I really don’t know what to expect, but I do know that things will change and I’m okay with that. I’m sure I will be cranking out projects at normal speed when we don’t have any babies in our home, but definitely expect some radio silence when we do. Kyle and I are finally seeing the light at the end of the tunnel for licensing. We aren’t finished yet but I’m expecting to be finished and licensed in the next 6-8 weeks or so. After that happens, we just wait for the phone to ring. This is all very new territory for us so if you could keep us in your prayers as we learn the ropes of being new foster parents, I would greatly appreciate it! I’m excited, I’m scared and I’m nervous.

Since we are on the subject of what to expect, this is a good time to talk about what I can share with you and what I can’t. I know this will spike some curiosity and you will have questions. I cannot tell you why a child has been placed in foster care. It’s not appropriate for me to talk about what happened to them, etc.
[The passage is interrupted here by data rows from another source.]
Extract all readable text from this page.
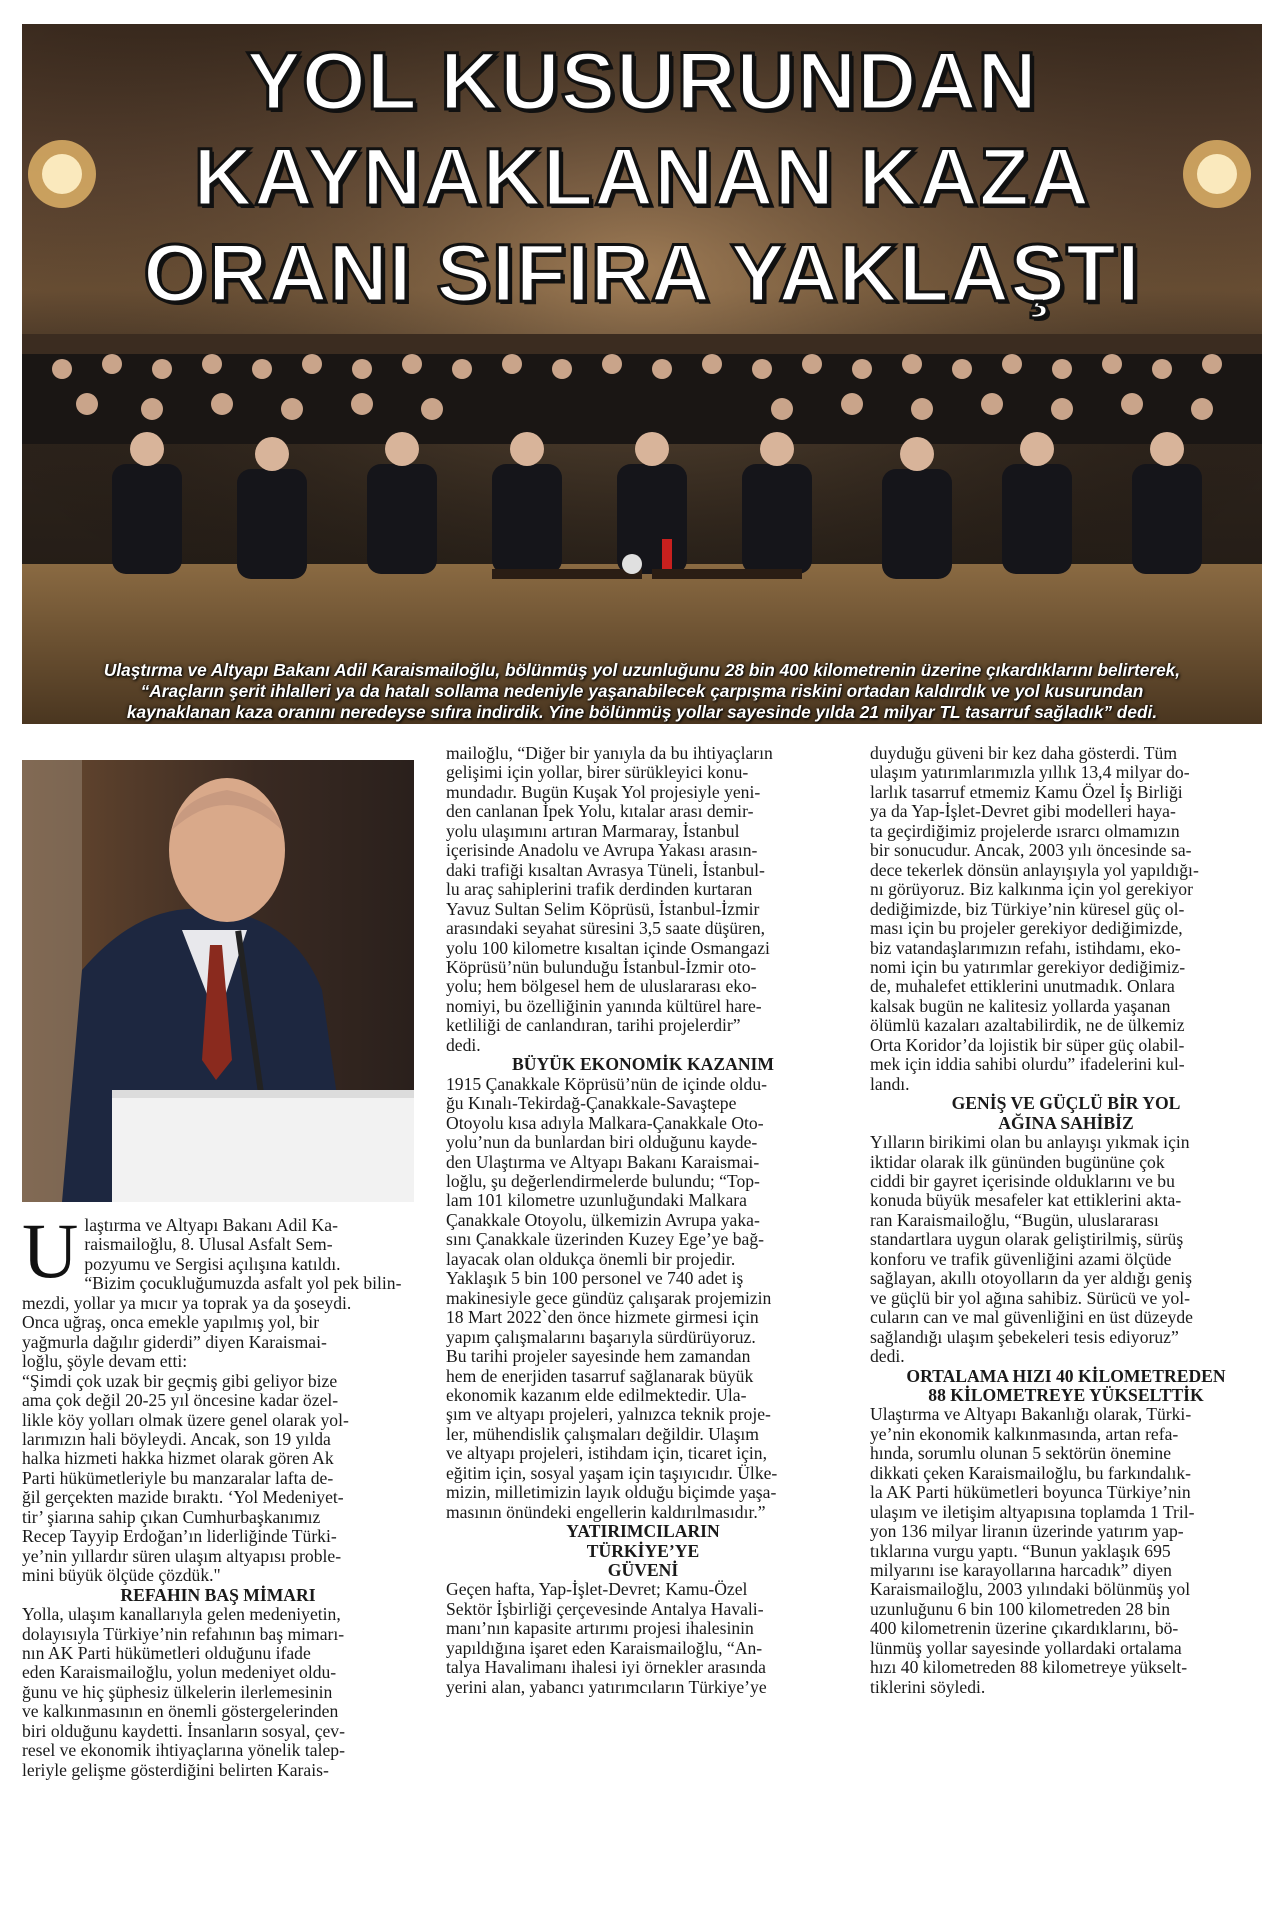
YOL KUSURUNDAN
KAYNAKLANAN KAZA
ORANI SIFIRA YAKLAŞTI
Ulaştırma ve Altyapı Bakanı Adil Karaismailoğlu, bölünmüş yol uzunluğunu 28 bin 400 kilometrenin üzerine çıkardıklarını belirterek,
“Araçların şerit ihlalleri ya da hatalı sollama nedeniyle yaşanabilecek çarpışma riskini ortadan kaldırdık ve yol kusurundan
kaynaklanan kaza oranını neredeyse sıfıra indirdik. Yine bölünmüş yollar sayesinde yılda 21 milyar TL tasarruf sağladık” dedi.

U laştırma ve Altyapı Bakanı Adil Ka-
raismailoğlu, 8. Ulusal Asfalt Sem-
pozyumu ve Sergisi açılışına katıldı.

“Bizim çocukluğumuzda asfalt yol pek bilin-
mezdi, yollar ya mıcır ya toprak ya da şoseydi.
Onca uğraş, onca emekle yapılmış yol, bir
yağmurla dağılır giderdi” diyen Karaismai-
loğlu, şöyle devam etti:
“Şimdi çok uzak bir geçmiş gibi geliyor bize
ama çok değil 20-25 yıl öncesine kadar özel-
likle köy yolları olmak üzere genel olarak yol-
larımızın hali böyleydi. Ancak, son 19 yılda
halka hizmeti hakka hizmet olarak gören Ak
Parti hükümetleriyle bu manzaralar lafta de-
ğil gerçekten mazide bıraktı. ‘Yol Medeniyet-
tir’ şiarına sahip çıkan Cumhurbaşkanımız
Recep Tayyip Erdoğan’ın liderliğinde Türki-
ye’nin yıllardır süren ulaşım altyapısı proble-
mini büyük ölçüde çözdük."

REFAHIN BAŞ MİMARI

Yolla, ulaşım kanallarıyla gelen medeniyetin,
dolayısıyla Türkiye’nin refahının baş mimarı-
nın AK Parti hükümetleri olduğunu ifade
eden Karaismailoğlu, yolun medeniyet oldu-
ğunu ve hiç şüphesiz ülkelerin ilerlemesinin
ve kalkınmasının en önemli göstergelerinden
biri olduğunu kaydetti. İnsanların sosyal, çev-
resel ve ekonomik ihtiyaçlarına yönelik talep-
leriyle gelişme gösterdiğini belirten Karais-

mailoğlu, “Diğer bir yanıyla da bu ihtiyaçların
gelişimi için yollar, birer sürükleyici konu-
mundadır. Bugün Kuşak Yol projesiyle yeni-
den canlanan İpek Yolu, kıtalar arası demir-
yolu ulaşımını artıran Marmaray, İstanbul
içerisinde Anadolu ve Avrupa Yakası arasın-
daki trafiği kısaltan Avrasya Tüneli, İstanbul-
lu araç sahiplerini trafik derdinden kurtaran
Yavuz Sultan Selim Köprüsü, İstanbul-İzmir
arasındaki seyahat süresini 3,5 saate düşüren,
yolu 100 kilometre kısaltan içinde Osmangazi
Köprüsü’nün bulunduğu İstanbul-İzmir oto-
yolu; hem bölgesel hem de uluslararası eko-
nomiyi, bu özelliğinin yanında kültürel hare-
ketliliği de canlandıran, tarihi projelerdir”
dedi.

BÜYÜK EKONOMİK KAZANIM

1915 Çanakkale Köprüsü’nün de içinde oldu-
ğu Kınalı-Tekirdağ-Çanakkale-Savaştepe
Otoyolu kısa adıyla Malkara-Çanakkale Oto-
yolu’nun da bunlardan biri olduğunu kayde-
den Ulaştırma ve Altyapı Bakanı Karaismai-
loğlu, şu değerlendirmelerde bulundu; “Top-
lam 101 kilometre uzunluğundaki Malkara
Çanakkale Otoyolu, ülkemizin Avrupa yaka-
sını Çanakkale üzerinden Kuzey Ege’ye bağ-
layacak olan oldukça önemli bir projedir.
Yaklaşık 5 bin 100 personel ve 740 adet iş
makinesiyle gece gündüz çalışarak projemizin
18 Mart 2022`den önce hizmete girmesi için
yapım çalışmalarını başarıyla sürdürüyoruz.
Bu tarihi projeler sayesinde hem zamandan
hem de enerjiden tasarruf sağlanarak büyük
ekonomik kazanım elde edilmektedir. Ula-
şım ve altyapı projeleri, yalnızca teknik proje-
ler, mühendislik çalışmaları değildir. Ulaşım
ve altyapı projeleri, istihdam için, ticaret için,
eğitim için, sosyal yaşam için taşıyıcıdır. Ülke-
mizin, milletimizin layık olduğu biçimde yaşa-
masının önündeki engellerin kaldırılmasıdır.”

YATIRIMCILARIN
TÜRKİYE’YE
GÜVENİ

Geçen hafta, Yap-İşlet-Devret; Kamu-Özel
Sektör İşbirliği çerçevesinde Antalya Havali-
manı’nın kapasite artırımı projesi ihalesinin
yapıldığına işaret eden Karaismailoğlu, “An-
talya Havalimanı ihalesi iyi örnekler arasında
yerini alan, yabancı yatırımcıların Türkiye’ye

duyduğu güveni bir kez daha gösterdi. Tüm
ulaşım yatırımlarımızla yıllık 13,4 milyar do-
larlık tasarruf etmemiz Kamu Özel İş Birliği
ya da Yap-İşlet-Devret gibi modelleri haya-
ta geçirdiğimiz projelerde ısrarcı olmamızın
bir sonucudur. Ancak, 2003 yılı öncesinde sa-
dece tekerlek dönsün anlayışıyla yol yapıldığı-
nı görüyoruz. Biz kalkınma için yol gerekiyor
dediğimizde, biz Türkiye’nin küresel güç ol-
ması için bu projeler gerekiyor dediğimizde,
biz vatandaşlarımızın refahı, istihdamı, eko-
nomi için bu yatırımlar gerekiyor dediğimiz-
de, muhalefet ettiklerini unutmadık. Onlara
kalsak bugün ne kalitesiz yollarda yaşanan
ölümlü kazaları azaltabilirdik, ne de ülkemiz
Orta Koridor’da lojistik bir süper güç olabil-
mek için iddia sahibi olurdu” ifadelerini kul-
landı.

GENİŞ VE GÜÇLÜ BİR YOL
AĞINA SAHİBİZ

Yılların birikimi olan bu anlayışı yıkmak için
iktidar olarak ilk gününden bugününe çok
ciddi bir gayret içerisinde olduklarını ve bu
konuda büyük mesafeler kat ettiklerini akta-
ran Karaismailoğlu, “Bugün, uluslararası
standartlara uygun olarak geliştirilmiş, sürüş
konforu ve trafik güvenliğini azami ölçüde
sağlayan, akıllı otoyolların da yer aldığı geniş
ve güçlü bir yol ağına sahibiz. Sürücü ve yol-
cuların can ve mal güvenliğini en üst düzeyde
sağlandığı ulaşım şebekeleri tesis ediyoruz”
dedi.

ORTALAMA HIZI 40 KİLOMETREDEN
88 KİLOMETREYE YÜKSELTTİK

Ulaştırma ve Altyapı Bakanlığı olarak, Türki-
ye’nin ekonomik kalkınmasında, artan refa-
hında, sorumlu olunan 5 sektörün önemine
dikkati çeken Karaismailoğlu, bu farkındalık-
la AK Parti hükümetleri boyunca Türkiye’nin
ulaşım ve iletişim altyapısına toplamda 1 Tril-
yon 136 milyar liranın üzerinde yatırım yap-
tıklarına vurgu yaptı. “Bunun yaklaşık 695
milyarını ise karayollarına harcadık” diyen
Karaismailoğlu, 2003 yılındaki bölünmüş yol
uzunluğunu 6 bin 100 kilometreden 28 bin
400 kilometrenin üzerine çıkardıklarını, bö-
lünmüş yollar sayesinde yollardaki ortalama
hızı 40 kilometreden 88 kilometreye yükselt-
tiklerini söyledi.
For the safety and privacy of the children in our home (and my family), I won’t be sharing any videos or pictures of the child. This doesn’t mean that you might not get a little glimpse of the baby or see a picture of those cute little toes, but I won’t be sharing photos and videos that include their face. This is to help ensure their safety and privacy, as well as ours.

I can share with you the “estimated” timeframe that a child will be placed in our home but often times that changes. I can share what it’s like to be a foster parent…what our struggles are and what our triumphs are.  I can share details of how to become a foster parent if that’s something you are interested in. Please don’t hesitate to ask me anything! I’ll kindly let you know if it’s something I’m not permitted to share. I had so many questions when we were going through the process. Luckily I had a couple friends that have been through it and could be there to answer questions and support us. If I can offer any support to you, I would love to!